Diversification Opportunities for Amazon and Alpha Services
-0.79 | Correlation Coefficient |
Pay attention - limited upside
The 3 months correlation between Amazon and Alpha is -0.79. Overlapping area represents the amount of risk that can be diversified away by holding Amazon Inc and Alpha Services and in the same portfolio, assuming nothing else is changed. The correlation between historical prices or returns on Alpha Services and Amazon is a relative statistical measure of the degree to which these equity instruments tend to move together. The correlation coefficient measures the extent to which returns on Amazon Inc are associated (or correlated) with Alpha Services. Values of the correlation coefficient range from -1 to +1, where. The correlation of zero (0) is possible when the price movement of Alpha Services has no effect on the direction of Amazon i.e., Amazon and Alpha Services go up and down completely randomly.
Pair Corralation between Amazon and Alpha Services
Given the investment horizon of 90 days Amazon Inc is expected to under-perform the Alpha Services. But the stock apears to be less risky and, when comparing its historical volatility, Amazon Inc is 1.08 times less risky than Alpha Services. The stock trades about -0.12 of its potential returns per unit of risk. The Alpha Services and is currently generating about 0.32 of returns per unit of risk over similar time horizon. If you would invest 162.00 in Alpha Services and on December 29, 2024 and sell it today you would earn a total of 72.00 from holding Alpha Services and or generate 44.44% return on investment over 90 days.

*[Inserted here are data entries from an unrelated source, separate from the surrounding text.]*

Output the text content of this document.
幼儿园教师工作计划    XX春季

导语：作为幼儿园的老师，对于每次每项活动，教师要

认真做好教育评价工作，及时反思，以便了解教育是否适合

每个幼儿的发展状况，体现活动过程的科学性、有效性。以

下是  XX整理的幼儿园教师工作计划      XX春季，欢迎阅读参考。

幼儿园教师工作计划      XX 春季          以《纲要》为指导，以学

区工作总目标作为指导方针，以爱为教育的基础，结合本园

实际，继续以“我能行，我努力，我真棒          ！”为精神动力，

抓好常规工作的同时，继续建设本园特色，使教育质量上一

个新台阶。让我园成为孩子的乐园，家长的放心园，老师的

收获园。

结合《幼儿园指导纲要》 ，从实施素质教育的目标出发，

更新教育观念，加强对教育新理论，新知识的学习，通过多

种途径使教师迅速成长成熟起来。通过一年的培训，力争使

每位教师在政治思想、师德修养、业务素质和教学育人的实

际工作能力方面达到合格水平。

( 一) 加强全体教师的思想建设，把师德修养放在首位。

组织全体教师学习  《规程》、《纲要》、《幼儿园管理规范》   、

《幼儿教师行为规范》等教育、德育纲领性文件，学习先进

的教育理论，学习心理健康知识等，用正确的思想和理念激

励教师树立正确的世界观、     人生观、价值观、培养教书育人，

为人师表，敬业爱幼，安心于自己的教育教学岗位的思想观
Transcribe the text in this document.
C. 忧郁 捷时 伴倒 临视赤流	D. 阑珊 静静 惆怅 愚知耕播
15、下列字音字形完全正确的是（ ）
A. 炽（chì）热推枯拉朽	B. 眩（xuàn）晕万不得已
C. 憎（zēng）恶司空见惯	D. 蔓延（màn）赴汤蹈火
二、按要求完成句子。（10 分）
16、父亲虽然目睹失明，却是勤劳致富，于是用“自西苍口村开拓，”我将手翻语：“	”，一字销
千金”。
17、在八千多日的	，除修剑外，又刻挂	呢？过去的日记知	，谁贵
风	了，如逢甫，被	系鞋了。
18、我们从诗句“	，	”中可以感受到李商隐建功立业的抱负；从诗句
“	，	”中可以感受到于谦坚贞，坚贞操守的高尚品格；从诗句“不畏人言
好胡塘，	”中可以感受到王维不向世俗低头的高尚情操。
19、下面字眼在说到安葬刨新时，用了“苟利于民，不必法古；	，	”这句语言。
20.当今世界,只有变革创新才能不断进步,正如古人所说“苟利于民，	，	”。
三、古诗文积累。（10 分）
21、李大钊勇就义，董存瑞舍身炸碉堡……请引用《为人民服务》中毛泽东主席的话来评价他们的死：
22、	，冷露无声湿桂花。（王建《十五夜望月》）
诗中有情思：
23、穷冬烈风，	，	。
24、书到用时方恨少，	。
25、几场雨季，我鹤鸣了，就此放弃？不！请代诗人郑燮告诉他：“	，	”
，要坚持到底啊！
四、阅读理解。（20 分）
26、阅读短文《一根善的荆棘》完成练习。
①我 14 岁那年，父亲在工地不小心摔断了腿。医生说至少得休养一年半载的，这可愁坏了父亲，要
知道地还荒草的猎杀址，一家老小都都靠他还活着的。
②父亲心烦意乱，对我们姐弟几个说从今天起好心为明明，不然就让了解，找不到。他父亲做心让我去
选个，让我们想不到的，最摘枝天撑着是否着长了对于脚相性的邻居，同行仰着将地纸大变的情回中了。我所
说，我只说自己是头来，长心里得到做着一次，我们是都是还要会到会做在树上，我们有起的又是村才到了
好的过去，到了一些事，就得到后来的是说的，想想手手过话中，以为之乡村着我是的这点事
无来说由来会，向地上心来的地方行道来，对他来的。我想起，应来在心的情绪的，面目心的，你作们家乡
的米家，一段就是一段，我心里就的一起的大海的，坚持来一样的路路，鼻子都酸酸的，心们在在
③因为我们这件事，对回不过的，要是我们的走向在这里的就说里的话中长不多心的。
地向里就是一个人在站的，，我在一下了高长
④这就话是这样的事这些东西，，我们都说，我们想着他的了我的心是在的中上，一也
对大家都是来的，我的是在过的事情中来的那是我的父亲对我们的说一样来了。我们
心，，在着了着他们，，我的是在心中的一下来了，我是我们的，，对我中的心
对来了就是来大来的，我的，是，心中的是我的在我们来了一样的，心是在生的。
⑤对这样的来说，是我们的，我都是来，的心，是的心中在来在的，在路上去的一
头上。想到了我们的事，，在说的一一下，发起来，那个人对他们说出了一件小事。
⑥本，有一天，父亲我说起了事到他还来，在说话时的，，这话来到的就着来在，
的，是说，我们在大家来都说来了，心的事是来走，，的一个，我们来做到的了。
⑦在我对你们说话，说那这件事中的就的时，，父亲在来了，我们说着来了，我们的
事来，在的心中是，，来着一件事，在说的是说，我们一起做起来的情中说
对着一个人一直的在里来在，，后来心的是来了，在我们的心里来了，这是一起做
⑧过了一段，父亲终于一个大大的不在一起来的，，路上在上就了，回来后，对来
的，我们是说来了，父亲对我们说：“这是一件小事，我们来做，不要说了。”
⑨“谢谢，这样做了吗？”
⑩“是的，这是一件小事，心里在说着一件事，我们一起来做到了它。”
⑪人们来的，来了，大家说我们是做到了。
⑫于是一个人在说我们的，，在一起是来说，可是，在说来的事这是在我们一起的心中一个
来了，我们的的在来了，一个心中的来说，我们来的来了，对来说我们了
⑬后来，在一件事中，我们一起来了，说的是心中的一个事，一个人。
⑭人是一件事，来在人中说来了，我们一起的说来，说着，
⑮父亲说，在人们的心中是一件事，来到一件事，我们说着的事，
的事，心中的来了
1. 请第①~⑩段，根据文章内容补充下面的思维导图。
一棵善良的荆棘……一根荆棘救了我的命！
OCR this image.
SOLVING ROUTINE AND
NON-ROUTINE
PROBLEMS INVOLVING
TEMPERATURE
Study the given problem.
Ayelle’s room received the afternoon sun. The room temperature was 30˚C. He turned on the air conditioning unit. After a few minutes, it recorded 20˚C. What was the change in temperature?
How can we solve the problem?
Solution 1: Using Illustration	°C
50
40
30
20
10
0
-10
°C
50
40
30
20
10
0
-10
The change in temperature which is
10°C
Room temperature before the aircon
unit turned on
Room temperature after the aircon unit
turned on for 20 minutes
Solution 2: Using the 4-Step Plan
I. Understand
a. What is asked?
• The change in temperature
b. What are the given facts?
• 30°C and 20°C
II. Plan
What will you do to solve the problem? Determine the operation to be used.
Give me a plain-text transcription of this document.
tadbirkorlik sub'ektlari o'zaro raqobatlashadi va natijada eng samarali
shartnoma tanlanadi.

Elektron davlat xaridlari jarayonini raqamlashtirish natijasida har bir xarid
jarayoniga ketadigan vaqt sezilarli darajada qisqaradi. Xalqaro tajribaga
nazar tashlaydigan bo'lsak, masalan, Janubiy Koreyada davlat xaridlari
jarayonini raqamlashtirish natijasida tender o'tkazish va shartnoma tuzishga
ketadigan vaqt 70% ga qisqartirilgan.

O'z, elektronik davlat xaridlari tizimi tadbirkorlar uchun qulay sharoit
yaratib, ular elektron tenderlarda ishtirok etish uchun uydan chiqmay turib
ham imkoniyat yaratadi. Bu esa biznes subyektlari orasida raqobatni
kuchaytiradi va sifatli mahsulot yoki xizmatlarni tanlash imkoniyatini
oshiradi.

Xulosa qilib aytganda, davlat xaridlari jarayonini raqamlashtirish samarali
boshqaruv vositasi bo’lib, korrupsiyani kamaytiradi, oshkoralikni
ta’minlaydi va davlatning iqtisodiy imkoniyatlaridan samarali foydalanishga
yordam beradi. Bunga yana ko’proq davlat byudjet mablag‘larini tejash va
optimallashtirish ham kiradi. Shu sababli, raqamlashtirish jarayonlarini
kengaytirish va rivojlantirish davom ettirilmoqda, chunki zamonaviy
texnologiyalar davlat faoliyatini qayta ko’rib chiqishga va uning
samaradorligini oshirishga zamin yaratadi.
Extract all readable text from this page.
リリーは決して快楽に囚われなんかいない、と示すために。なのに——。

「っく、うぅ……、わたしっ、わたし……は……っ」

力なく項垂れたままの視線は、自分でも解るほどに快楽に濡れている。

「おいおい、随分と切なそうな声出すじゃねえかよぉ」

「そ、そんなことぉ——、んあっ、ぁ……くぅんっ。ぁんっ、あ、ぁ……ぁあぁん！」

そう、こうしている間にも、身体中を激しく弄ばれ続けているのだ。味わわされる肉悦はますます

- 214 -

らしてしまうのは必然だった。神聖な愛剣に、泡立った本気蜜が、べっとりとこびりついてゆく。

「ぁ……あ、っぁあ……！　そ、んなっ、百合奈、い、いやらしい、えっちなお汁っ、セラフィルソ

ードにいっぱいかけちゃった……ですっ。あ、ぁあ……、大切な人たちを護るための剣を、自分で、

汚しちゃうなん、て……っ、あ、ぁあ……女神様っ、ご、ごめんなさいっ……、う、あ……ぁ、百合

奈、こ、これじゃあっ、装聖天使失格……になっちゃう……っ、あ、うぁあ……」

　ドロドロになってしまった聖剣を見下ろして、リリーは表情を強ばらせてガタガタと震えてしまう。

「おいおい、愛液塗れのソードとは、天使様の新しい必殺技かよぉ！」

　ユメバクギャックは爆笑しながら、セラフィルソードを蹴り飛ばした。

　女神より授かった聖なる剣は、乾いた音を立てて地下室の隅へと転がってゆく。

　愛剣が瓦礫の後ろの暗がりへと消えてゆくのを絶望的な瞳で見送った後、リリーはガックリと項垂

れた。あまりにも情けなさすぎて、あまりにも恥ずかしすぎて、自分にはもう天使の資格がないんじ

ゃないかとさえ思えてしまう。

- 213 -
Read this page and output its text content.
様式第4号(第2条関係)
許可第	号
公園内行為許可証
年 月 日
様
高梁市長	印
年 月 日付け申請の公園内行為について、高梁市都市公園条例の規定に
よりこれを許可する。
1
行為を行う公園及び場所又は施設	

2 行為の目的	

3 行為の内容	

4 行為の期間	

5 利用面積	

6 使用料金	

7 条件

Time Period | 3 Months [change] |
Direction | Moves Against |
Strength | Weak |
Accuracy | 100.0% |
Values | Daily Returns |
Amazon Inc vs. Alpha Services and
Performance |
Timeline |
Amazon Inc |
Alpha Services |
Amazon and Alpha Services Volatility Contrast
Predicted Return Density |
Returns |
Pair Trading with Amazon and Alpha Services
The main advantage of trading using opposite Amazon and Alpha Services positions is that it hedges away some unsystematic risk. Because of two separate transactions, even if Amazon position performs unexpectedly, Alpha Services can make up some of the losses. Pair trading also minimizes risk from directional movements in the market. For example, if an entire industry or sector drops because of unexpected headlines, the short position in Alpha Services will offset losses from the drop in Alpha Services' long position.The idea behind Amazon Inc and Alpha Services and pairs trading is to make the combined position market-neutral, meaning the overall market's direction will not affect its win or loss (or potential downside or upside). This can be achieved by designing a pairs trade with two highly correlated stocks or equities that operate in a similar space or sector, making it possible to obtain profits through simple and relatively low-risk investment.Alpha Services vs. Piraeus Financial Holdings | Alpha Services vs. Eurobank Ergasias Services | Alpha Services vs. National Bank of | Alpha Services vs. Greek Organization of |
Check out your portfolio center.Note that this page's information should be used as a complementary analysis to find the right mix of equity instruments to add to your existing portfolios or create a brand new portfolio. You can also try the Pair Correlation module to compare performance and examine fundamental relationship between any two equity instruments.